Calcium: Why it matters in fresh water—and the risks of low levels
Calcium—the 20th chemical element of the periodic table—may conjure up many images for you: milk commercials from the 1980s, life-sized model skeletons in science museums, gleaming pearly whites.
But while its value to humans is widely understood, what you may not know is that calcium is a critical element in freshwater systems for many levels of the food web to stay healthy, and, as we have just discovered, reduced levels may have negative impacts on the health of those lakes.
Calcium for healthy bones; calcium for healthy lakes
Calcium is an important element in the diets of many plants and most animals. Some algae (coccolithophores) use calcium to form protective shells, invertebrates like snails and mussels require calcium for their protective shells, and—just like humans—fish require calcium for their bones. Animals like fish obtain calcium through their diets, while algae and many invertebrates obtain their calcium directly from the water.
Calcium often enters freshwater lakes from the slow weathering of their watersheds, with streams and runoff leaching calcium from soils and rocks.
Too much of a good thing—or too little?
Most problems associated with water quality are related to too much of something: high nutrient loads contributing to algal blooms, high quantities of contaminants such as mercury making fish unsafe to eat, too many specimens of an “invader” species such as zebra mussels rapidly proliferating.
However, there are circumstances where there is too little of a good thing. Take our good friend calcium, for example.

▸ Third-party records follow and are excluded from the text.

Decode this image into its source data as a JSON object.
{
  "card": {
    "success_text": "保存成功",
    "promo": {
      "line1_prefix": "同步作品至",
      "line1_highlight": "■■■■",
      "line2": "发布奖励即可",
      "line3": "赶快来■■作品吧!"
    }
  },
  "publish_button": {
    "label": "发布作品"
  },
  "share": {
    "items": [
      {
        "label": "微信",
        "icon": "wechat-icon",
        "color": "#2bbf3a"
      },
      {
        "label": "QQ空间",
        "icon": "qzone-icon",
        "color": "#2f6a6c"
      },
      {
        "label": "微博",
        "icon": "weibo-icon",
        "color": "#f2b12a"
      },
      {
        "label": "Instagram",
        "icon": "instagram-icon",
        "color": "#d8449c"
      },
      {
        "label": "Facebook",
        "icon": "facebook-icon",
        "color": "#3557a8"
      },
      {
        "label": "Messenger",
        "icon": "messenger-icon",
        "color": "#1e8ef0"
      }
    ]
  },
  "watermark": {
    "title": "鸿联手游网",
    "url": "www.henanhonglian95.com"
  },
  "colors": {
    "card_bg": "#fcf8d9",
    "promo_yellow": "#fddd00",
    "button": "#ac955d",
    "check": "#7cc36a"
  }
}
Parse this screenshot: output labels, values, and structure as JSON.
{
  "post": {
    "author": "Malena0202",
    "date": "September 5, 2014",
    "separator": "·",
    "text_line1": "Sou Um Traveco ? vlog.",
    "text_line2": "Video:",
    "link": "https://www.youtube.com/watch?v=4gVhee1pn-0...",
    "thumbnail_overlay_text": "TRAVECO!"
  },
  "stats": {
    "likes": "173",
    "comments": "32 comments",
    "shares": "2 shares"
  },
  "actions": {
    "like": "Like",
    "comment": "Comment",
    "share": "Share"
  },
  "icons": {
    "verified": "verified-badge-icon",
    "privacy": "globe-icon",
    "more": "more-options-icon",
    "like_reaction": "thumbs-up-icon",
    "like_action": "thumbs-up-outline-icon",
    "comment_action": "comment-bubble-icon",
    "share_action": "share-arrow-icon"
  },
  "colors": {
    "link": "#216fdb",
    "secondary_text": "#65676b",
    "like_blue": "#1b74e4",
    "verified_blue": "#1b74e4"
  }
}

A team of scientists, led by Gesa Weyhenmeyer of the University of Uppsala, Sweden, recently discovered that in many areas of Europe and eastern North America, calcium levels are declining toward levels that can be critically low for the reproduction and survival of many aquatic organisms.
This decline may significantly affect freshwater organisms that depend on calcium deposition, including integral parts of the food web, such as freshwater mussels and zooplankton.
All around the world
The researchers found that calcium concentrations in the world’s lakes spanned an enormous range, from less than 0.5 milligrams per litre to nearly 75 milligrams per litre, sometimes even higher.

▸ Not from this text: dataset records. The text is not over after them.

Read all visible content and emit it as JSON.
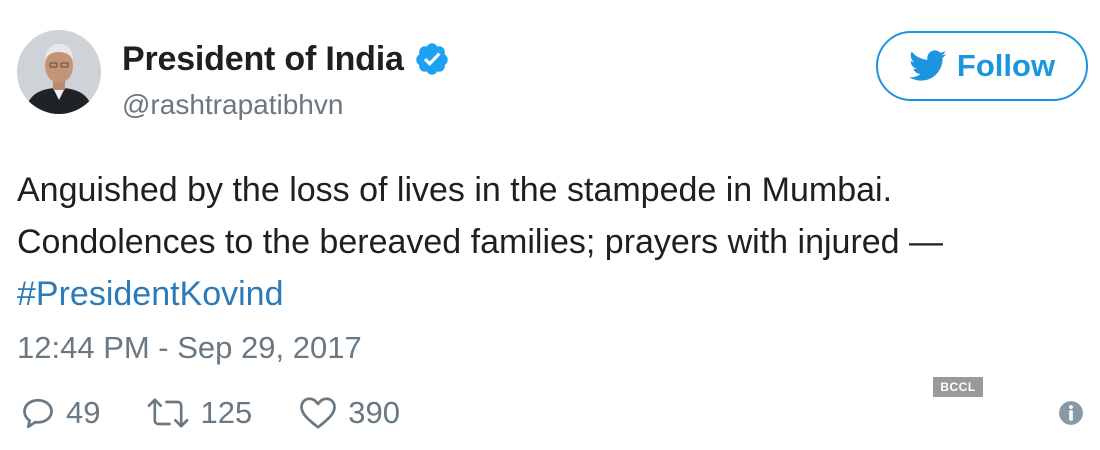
{
  "author": {
    "display_name": "President of India",
    "handle": "@rashtrapatibhvn",
    "verified": true,
    "avatar_icon": "profile-photo"
  },
  "follow_button": {
    "label": "Follow",
    "icon": "twitter-bird-icon",
    "color": "#1b95e0"
  },
  "tweet": {
    "line1": "Anguished by the loss of lives in the stampede in Mumbai.",
    "line2": "Condolences to the bereaved families; prayers with injured —",
    "hashtag": "#PresidentKovind",
    "hashtag_color": "#2b7bb9",
    "timestamp": "12:44 PM - Sep 29, 2017"
  },
  "watermark": "BCCL",
  "actions": {
    "replies": "49",
    "retweets": "125",
    "likes": "390"
  },
  "colors": {
    "text": "#1c2022",
    "secondary": "#697882",
    "accent": "#1b95e0"
  }
}
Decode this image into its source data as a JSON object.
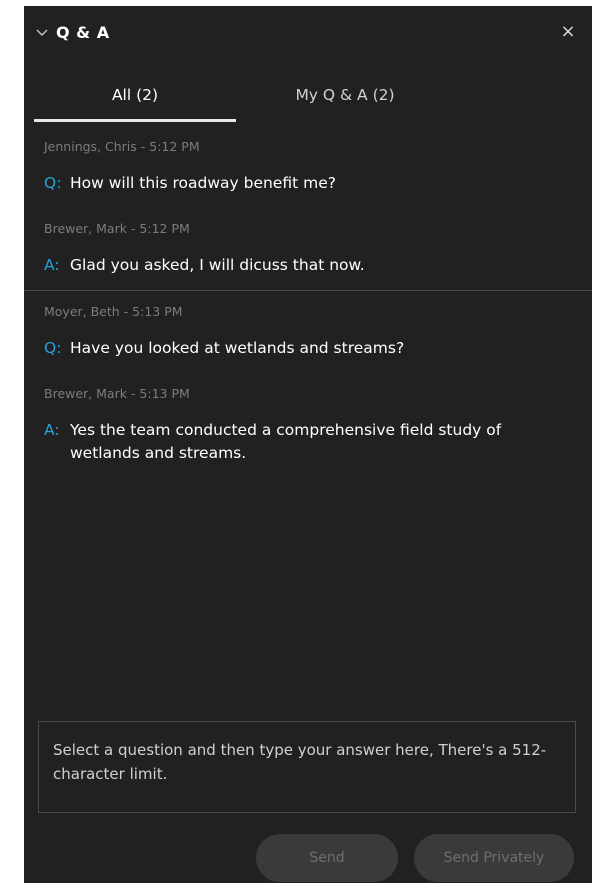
{
  "panel": {
    "title": "Q & A",
    "close_glyph": "×"
  },
  "tabs": [
    {
      "label": "All (2)",
      "selected": true
    },
    {
      "label": "My Q & A (2)",
      "selected": false
    }
  ],
  "threads": [
    {
      "question": {
        "author": "Jennings, Chris - 5:12 PM",
        "prefix": "Q:",
        "text": "How will this roadway benefit me?"
      },
      "answer": {
        "author": "Brewer, Mark - 5:12 PM",
        "prefix": "A:",
        "text": "Glad you asked, I will dicuss that now."
      }
    },
    {
      "question": {
        "author": "Moyer, Beth - 5:13 PM",
        "prefix": "Q:",
        "text": "Have you looked at wetlands and streams?"
      },
      "answer": {
        "author": "Brewer, Mark - 5:13 PM",
        "prefix": "A:",
        "text": "Yes the team conducted a comprehensive field study of wetlands and streams."
      }
    }
  ],
  "answer_input": {
    "placeholder": "Select a question and then type your answer here, There's a 512-character limit.",
    "value": ""
  },
  "buttons": {
    "send": "Send",
    "send_privately": "Send Privately"
  },
  "colors": {
    "panel_bg": "#212121",
    "accent": "#2aa0d8",
    "meta_text": "#7c7c7c",
    "button_bg": "#3a3a3a"
  },
  "icons": {
    "collapse": "chevron-down-icon",
    "close": "close-icon"
  }
}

Landscape also matters. In the American and Canadian Midwest for example, nearly all lakes have calcium concentrations above 20 milligrams per litre. There are some lakes, known as marl lakes, that occur in regions dominated by limestone. These lakes have very high concentrations of calcium carbonate that give them a gorgeous turquoise colour.
But while its value to humans is widely understood, what you may not know is that calcium is a critical element in freshwater systems for many levels of the food web to stay healthy, and, as we have just discovered, its reduced levels may have negative effects on the health of those lakes.
However, Weyhenmeyer and colleagues found that lakes in the boreal zones of Canada and Europe generally had the lowest calcium concentrations for the world’s lake, generally below 5 milligrams per litre and sometimes below 1.5 milligrams per litre.
So, why is this important?
The study, recently published in Nature, discovered that the global median calcium concentration was 4.0 mg L-1, with 20.7 per cent of the water samples showing calcium concentrations ≤ 1.5 mg L-1.
≤ 1.5 mg L-1 is a threshold considered critical for the survival of many organisms that require calcium for their survival; therefore, some lakes are approaching calcium levels that endanger organisms that have high calcium requirements for their shells or external carapaces.
For instance, calcium concentrations below 5 mg/L can dramatically reduce both snail and crayfish growth and diversity. Freshwater mussels, already heavily imperiled across North America for reasons such as over-harvesting and poor water quality, have a wide range of calcium requirements with an increasing number of species being limited as calcium concentrations fall from 10 milligrams per litre to 1.5 milligrams per litre.
The mysterious case of acid rain
Surprisingly, acid rain may be able to explain why calcium levels in some lakes have dropped.
Even though the acidity of many lakes affected by acid rain in eastern North America and Europe have largely recovered since governments started to take action on acid rain in the 1970s, their calcium concentrations often have not.
The lack of recovery of can be explained by the flushing of calcium from soils during periods when acid rain was intense, so much so that there is still a calcium deficit in the surrounding soils, so that when it rains now, little calcium is left to wash into streams and lakes.
There may be an upside, however! The low calcium concentrations for lakes of the boreal zone dramatically limit the risk of zebra mussel or quagga mussel invasion. These two invasive mussel species from eastern Europe have invaded hundreds of lakes and rivers across North America, causing significant economic damage and often dramatically altering their food webs.
With calcium concentrations requirements of at least 12 mg per litre, these species are highly unlikely to invade most boreal lakes where concentrations are usually below 5 milligrams per litre.